Quand est survenu ce changement de cap ?

A l’époque, je travaillais à Las Vegas sur le spectacle The Red Piano d’Elton John au Caesars Palace. Elton John est un artiste pop, mais à certains moments, quand vous êtes une star comme lui, vous êtes fatigué de faire le clown, d’être l’amuseur, vous voulez parler d’autre chose. C’est ce qui m’est arrivé. J’ai découvert les danseurs de krump dans le centre de Los Angeles. Je suis complètement tombé amoureux de cette forme d’expression, entre hip-hop, danse africaine et combat de rue. A la minute où je les ai vus danser pour la première fois, j’ai su que j’allais réaliser un documentaire sur eux. Le sujet me correspondait tout à fait, la danse, l’énergie, l’héroïsme, l’espoir et tellement de couleurs. J’ai eu cette vision. J’ai su que les Européens allaient adorer le documentaire et qu’il allait être un hit au Japon. J’ai eu comme un flash. Je me suis dit :  » Oh mon Dieu, c’est de l’art, quelle joie, c’est si beau, les gens doivent voir ça, où sont les caméras ?  » J’ai réalisé le film documentaire Rize parce que personne d’autre ne voulait le faire. Je n’avais jamais eu auparavant l’intention d’en tourner un. Mes intentions étaient pures. Je voulais juste partager toute cette beauté avec le monde. Je ne me suis jamais dit :  » Ça y est, je vais devenir un grand réalisateur ou faire de l’argent.  »

Mais vos photos sont parfois très érotiques…
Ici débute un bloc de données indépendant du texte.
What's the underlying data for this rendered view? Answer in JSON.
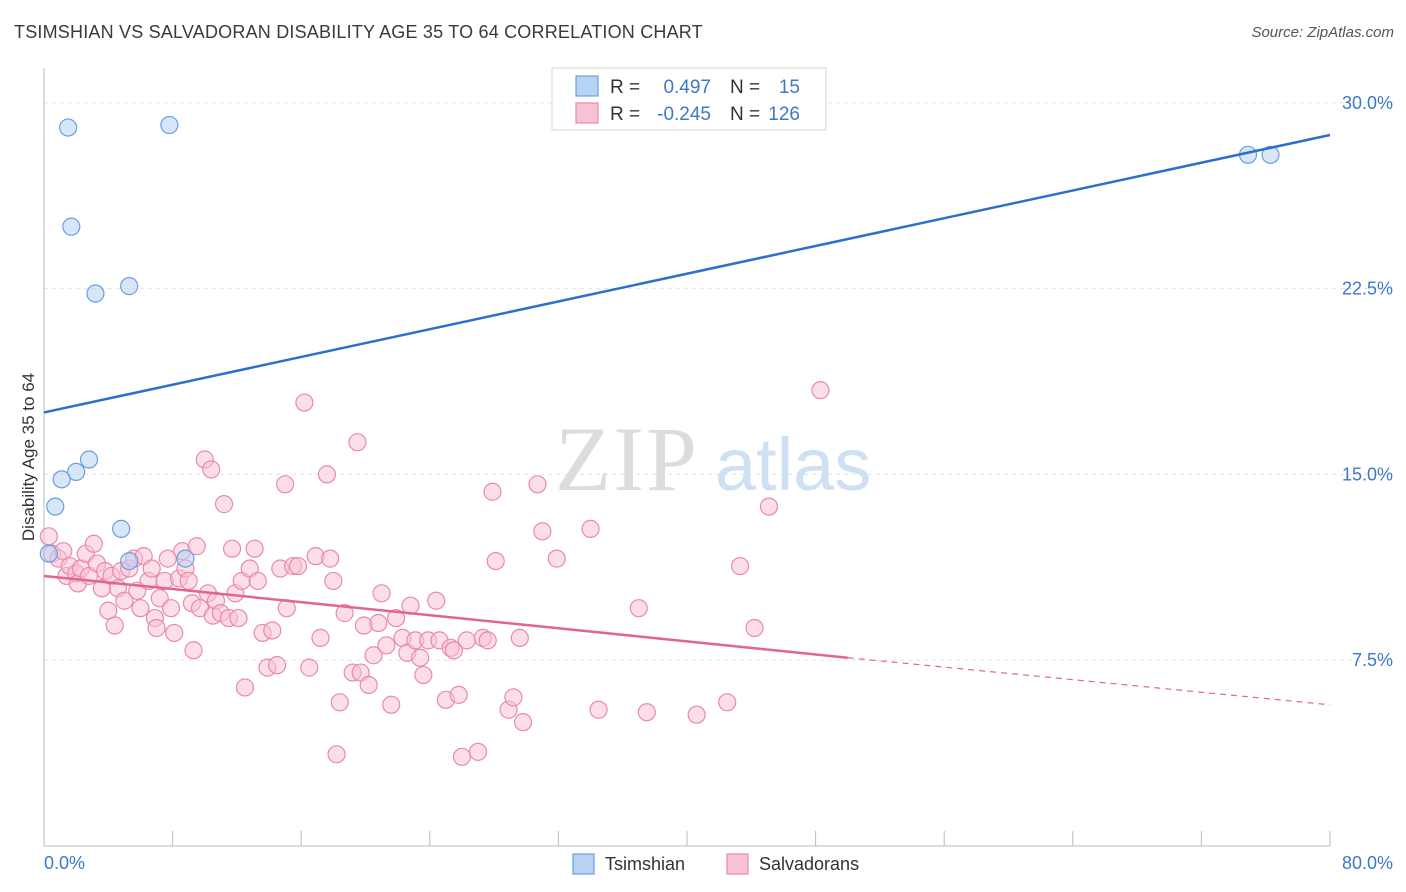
{
  "title": "TSIMSHIAN VS SALVADORAN DISABILITY AGE 35 TO 64 CORRELATION CHART",
  "source": "Source: ZipAtlas.com",
  "watermark": {
    "zip": "ZIP",
    "atlas": "atlas"
  },
  "colors": {
    "blue_fill": "#b8d3f2",
    "blue_stroke": "#6a9fde",
    "blue_line": "#2f6fcc",
    "pink_fill": "#f7c3d4",
    "pink_stroke": "#e98aab",
    "pink_line": "#e0668f",
    "grid": "#e3e3e3",
    "tick_text": "#3d78c9"
  },
  "legend": {
    "rows": [
      {
        "r_label": "R =",
        "r_value": "0.497",
        "n_label": "N =",
        "n_value": "15"
      },
      {
        "r_label": "R =",
        "r_value": "-0.245",
        "n_label": "N =",
        "n_value": "126"
      }
    ]
  },
  "bottom_legend": [
    "Tsimshian",
    "Salvadorans"
  ],
  "chart_data": {
    "type": "scatter",
    "title": "TSIMSHIAN VS SALVADORAN DISABILITY AGE 35 TO 64 CORRELATION CHART",
    "xlabel": "",
    "ylabel": "Disability Age 35 to 64",
    "xlim": [
      0,
      80
    ],
    "ylim": [
      0,
      31
    ],
    "x_tick_labels": [
      "0.0%",
      "80.0%"
    ],
    "y_ticks": [
      7.5,
      15.0,
      22.5,
      30.0
    ],
    "y_tick_labels": [
      "7.5%",
      "15.0%",
      "22.5%",
      "30.0%"
    ],
    "grid": true,
    "series": [
      {
        "name": "Tsimshian",
        "points": [
          [
            1.5,
            29.0
          ],
          [
            7.8,
            29.1
          ],
          [
            1.7,
            25.0
          ],
          [
            3.2,
            22.3
          ],
          [
            5.3,
            22.6
          ],
          [
            2.0,
            15.1
          ],
          [
            2.8,
            15.6
          ],
          [
            1.1,
            14.8
          ],
          [
            0.7,
            13.7
          ],
          [
            4.8,
            12.8
          ],
          [
            5.3,
            11.5
          ],
          [
            8.8,
            11.6
          ],
          [
            0.3,
            11.8
          ],
          [
            74.9,
            27.9
          ],
          [
            76.3,
            27.9
          ]
        ],
        "trend": {
          "x": [
            0,
            80
          ],
          "y": [
            17.5,
            28.7
          ]
        }
      },
      {
        "name": "Salvadorans",
        "points": [
          [
            0.3,
            12.5
          ],
          [
            0.5,
            11.8
          ],
          [
            0.9,
            11.6
          ],
          [
            1.2,
            11.9
          ],
          [
            1.4,
            10.9
          ],
          [
            1.6,
            11.3
          ],
          [
            2.0,
            11.0
          ],
          [
            2.1,
            10.6
          ],
          [
            2.3,
            11.2
          ],
          [
            2.6,
            11.8
          ],
          [
            2.8,
            10.9
          ],
          [
            3.1,
            12.2
          ],
          [
            3.3,
            11.4
          ],
          [
            3.6,
            10.4
          ],
          [
            3.8,
            11.1
          ],
          [
            4.0,
            9.5
          ],
          [
            4.2,
            10.9
          ],
          [
            4.4,
            8.9
          ],
          [
            4.6,
            10.4
          ],
          [
            4.8,
            11.1
          ],
          [
            5.0,
            9.9
          ],
          [
            5.3,
            11.2
          ],
          [
            5.6,
            11.6
          ],
          [
            5.8,
            10.3
          ],
          [
            6.0,
            9.6
          ],
          [
            6.2,
            11.7
          ],
          [
            6.5,
            10.7
          ],
          [
            6.7,
            11.2
          ],
          [
            6.9,
            9.2
          ],
          [
            7.0,
            8.8
          ],
          [
            7.2,
            10.0
          ],
          [
            7.5,
            10.7
          ],
          [
            7.7,
            11.6
          ],
          [
            7.9,
            9.6
          ],
          [
            8.1,
            8.6
          ],
          [
            8.4,
            10.8
          ],
          [
            8.6,
            11.9
          ],
          [
            8.8,
            11.2
          ],
          [
            9.0,
            10.7
          ],
          [
            9.2,
            9.8
          ],
          [
            9.3,
            7.9
          ],
          [
            9.5,
            12.1
          ],
          [
            9.7,
            9.6
          ],
          [
            10.0,
            15.6
          ],
          [
            10.2,
            10.2
          ],
          [
            10.4,
            15.2
          ],
          [
            10.5,
            9.3
          ],
          [
            10.7,
            9.9
          ],
          [
            11.0,
            9.4
          ],
          [
            11.2,
            13.8
          ],
          [
            11.5,
            9.2
          ],
          [
            11.7,
            12.0
          ],
          [
            11.9,
            10.2
          ],
          [
            12.1,
            9.2
          ],
          [
            12.3,
            10.7
          ],
          [
            12.5,
            6.4
          ],
          [
            12.8,
            11.2
          ],
          [
            13.1,
            12.0
          ],
          [
            13.3,
            10.7
          ],
          [
            13.6,
            8.6
          ],
          [
            13.9,
            7.2
          ],
          [
            14.2,
            8.7
          ],
          [
            14.5,
            7.3
          ],
          [
            14.7,
            11.2
          ],
          [
            15.0,
            14.6
          ],
          [
            15.1,
            9.6
          ],
          [
            15.5,
            11.3
          ],
          [
            15.8,
            11.3
          ],
          [
            16.2,
            17.9
          ],
          [
            16.5,
            7.2
          ],
          [
            16.9,
            11.7
          ],
          [
            17.2,
            8.4
          ],
          [
            17.6,
            15.0
          ],
          [
            17.8,
            11.6
          ],
          [
            18.0,
            10.7
          ],
          [
            18.2,
            3.7
          ],
          [
            18.4,
            5.8
          ],
          [
            18.7,
            9.4
          ],
          [
            19.2,
            7.0
          ],
          [
            19.5,
            16.3
          ],
          [
            19.7,
            7.0
          ],
          [
            19.9,
            8.9
          ],
          [
            20.2,
            6.5
          ],
          [
            20.5,
            7.7
          ],
          [
            20.8,
            9.0
          ],
          [
            21.0,
            10.2
          ],
          [
            21.3,
            8.1
          ],
          [
            21.6,
            5.7
          ],
          [
            21.9,
            9.2
          ],
          [
            22.3,
            8.4
          ],
          [
            22.6,
            7.8
          ],
          [
            22.8,
            9.7
          ],
          [
            23.1,
            8.3
          ],
          [
            23.4,
            7.6
          ],
          [
            23.6,
            6.9
          ],
          [
            23.9,
            8.3
          ],
          [
            24.4,
            9.9
          ],
          [
            24.6,
            8.3
          ],
          [
            25.0,
            5.9
          ],
          [
            25.3,
            8.0
          ],
          [
            25.5,
            7.9
          ],
          [
            25.8,
            6.1
          ],
          [
            26.0,
            3.6
          ],
          [
            26.3,
            8.3
          ],
          [
            27.0,
            3.8
          ],
          [
            27.3,
            8.4
          ],
          [
            27.6,
            8.3
          ],
          [
            27.9,
            14.3
          ],
          [
            28.1,
            11.5
          ],
          [
            28.9,
            5.5
          ],
          [
            29.2,
            6.0
          ],
          [
            29.6,
            8.4
          ],
          [
            29.8,
            5.0
          ],
          [
            30.7,
            14.6
          ],
          [
            31.0,
            12.7
          ],
          [
            31.9,
            11.6
          ],
          [
            34.0,
            12.8
          ],
          [
            34.5,
            5.5
          ],
          [
            37.0,
            9.6
          ],
          [
            37.5,
            5.4
          ],
          [
            40.6,
            5.3
          ],
          [
            42.5,
            5.8
          ],
          [
            43.3,
            11.3
          ],
          [
            44.2,
            8.8
          ],
          [
            45.1,
            13.7
          ],
          [
            48.3,
            18.4
          ]
        ],
        "trend": {
          "x": [
            0,
            50
          ],
          "y": [
            10.9,
            7.6
          ]
        },
        "trend_dashed": {
          "x": [
            50,
            80
          ],
          "y": [
            7.6,
            5.7
          ]
        }
      }
    ]
  }
}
Pour moi, elles représentent la liberté. A l’époque où je prenais ces photos, le sexe était dangereux, et il l’est toujours. Il y a toujours beaucoup de peurs. Dans mes photos érotiques, j’essaie toujours de faire face à mes angoisses. C’est vrai, mes photos célèbrent la sexualité, mais dans un contexte où la peur est très présente. J’essaie donc de montrer une sorte de liberté sexuelle que nous avons perdue. D’un autre côté, mes photos ne représentent pas mes fantasmes sexuels à l’image de certains photographes comme Bruce Weber. Elles véhiculent plutôt mes rêves, des humeurs… Elles sont surréalistes.

Dans une interview, vous avez déclaré que Paris Hilton est  » tellement parfaite « . Pourquoi ?
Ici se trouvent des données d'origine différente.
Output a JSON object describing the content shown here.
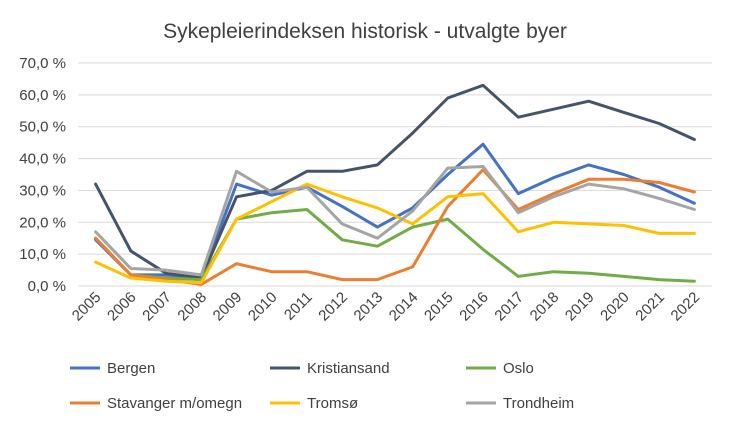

Je ne parlais pas de sa personnalité mais de son image. Tout est tellement artificiellement parfait chez elle : le blond, les lentilles de contact bleues, le bronzage. Ce qui m’interpelle, c’est la fascination des gens pour les célébrités. Le plus étrange c’est qu’en tant que photographe je participe à cette fascination. Je fais partie du processus créatif de la carrière de ces célébrités.

Quel message délivre cette photo, titrée Deluge ?

Elle est inspirée du Déluge de Michel-Ange. C’est une version moderne de la peur d’une nouvelle fin du monde. Elle montre une nouvelle montée des eaux ou une apocalypse. Elle témoigne aussi de l’entraide des êtres humains. Michel-Ange voulait attester de l’existence de Dieu à travers la perfection physique de ses personnages. La beauté de la nature est la preuve de l’existence de Dieu. Or, j’ai réalisé que le concept ne fonctionne pas de la même manière en photo. Un premier casting avec des mannequins, ne me convenait pas. La beauté des corps avait un effet distractif. La photo ressemblait à une pub pour Calvin Klein. J’ai alors organisé un nouveau casting pour rechercher des personnes plus âgées et plus enveloppées. Je voulais montrer que la beauté vient de l’intérieur.

Y a-t-il de l’espoir dans vos photos ?

Nous savons tous que nous allons devoir quitter ce monde un jour, mais nous ne savons pas quand. C’est pour cela qu’il faut prendre soin de la vie, car elle est précieuse.